- Directed by: Jules Dassin
- Written by: Jules Dassin
- Produced by: Melina Mercouri
- Starring: Jules Dassin Olympia Dukakis Laurence Olivier
- Music by: Mikis Theodorakis
- Production companies: Melina Film Nike Film
- Release date: January 1974;
- Running time: 92 minutes
- Countries: United Kingdom Greece
- Languages: English Greek

= The Rehearsal (1974 film) =

The Rehearsal (Η Δοκιμή, I dokimi) is a 1974 docudrama film written and directed by Jules Dassin. The film dramatizes the November 1973 Athens Polytechnic uprising that occurred during the Greek military junta of 1967-1974.

== Plot ==

As the resistance against the junta of the colonels reaches its peak, Jules Dassin, together with Melina Mercouri in exile from Greece, continue their years-long anti-dictatorship campaign in Europe and America.

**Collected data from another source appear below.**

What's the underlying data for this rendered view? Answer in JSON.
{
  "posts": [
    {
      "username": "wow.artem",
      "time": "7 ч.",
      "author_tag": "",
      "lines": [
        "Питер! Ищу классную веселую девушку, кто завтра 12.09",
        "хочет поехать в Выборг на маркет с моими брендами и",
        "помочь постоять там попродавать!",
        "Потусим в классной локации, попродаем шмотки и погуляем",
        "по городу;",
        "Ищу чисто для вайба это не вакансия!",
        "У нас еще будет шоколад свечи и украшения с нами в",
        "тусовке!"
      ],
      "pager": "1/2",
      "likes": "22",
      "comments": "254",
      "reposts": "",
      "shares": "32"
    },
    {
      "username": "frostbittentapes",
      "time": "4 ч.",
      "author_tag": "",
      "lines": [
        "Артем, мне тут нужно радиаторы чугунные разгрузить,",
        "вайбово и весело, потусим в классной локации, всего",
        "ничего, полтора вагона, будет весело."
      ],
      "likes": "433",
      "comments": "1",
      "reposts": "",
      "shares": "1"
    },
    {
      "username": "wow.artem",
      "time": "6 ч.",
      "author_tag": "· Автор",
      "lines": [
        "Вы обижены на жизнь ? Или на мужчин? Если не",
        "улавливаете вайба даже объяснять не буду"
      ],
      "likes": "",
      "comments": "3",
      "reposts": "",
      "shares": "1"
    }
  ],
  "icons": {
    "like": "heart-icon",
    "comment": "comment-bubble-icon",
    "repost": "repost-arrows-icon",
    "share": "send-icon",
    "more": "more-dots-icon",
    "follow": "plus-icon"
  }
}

In 1974, Dassin created this film essay on popular uprisings, presenting the rehearsals and shooting of a film that had as its theme the events of the Polytechnic University in 1973 as well as the torture of anti-junta activists. Dassin combines documentary, representation, Brechtian structures, prose, music and his own thoughts and experiences, creating a film full of energy, pain and hope. Mikis Theodorakis and Yannis Markopoulos perform their songs live, Melina Mercouri sings "With the Light of the Star" from Axion Esti, while personalities read poems by Giorgos Seferis and Yannis Ritsos, letters from prisoners and other documents of the time, interspersed with filmed newsreels and testimonies. The test ended with the fall of the Junta and was never released commercially, remaining an artistic and political enigma to its viewers.

==Cast==
- Jules Dassin
- Olympia Dukakis
- Stathis Giallelis
- Lillian Hellman
- Melina Mercouri
- Arthur Miller
- Laurence Olivier
- Giorgos Panoussopoulos
- Maximilian Schell
- Mikis Theodorakis
- Michael Mullins
- Jerry Zafer
- Stephen Diacrussi

== Production ==
The Trial was filmed secretly, on a shoestring budget, and in just four weeks in a New York studio (at 512 West and 19th Street New York, NY 10011).

The characters who participate in The Trial "play" either real people, themselves, or potential people, moving in and out of roles. The work itself is actually composed of its own plot, but also of songs and musical rehearsals, of authentic documentary material, such as reels of audio testimonies, photographs, and interviews.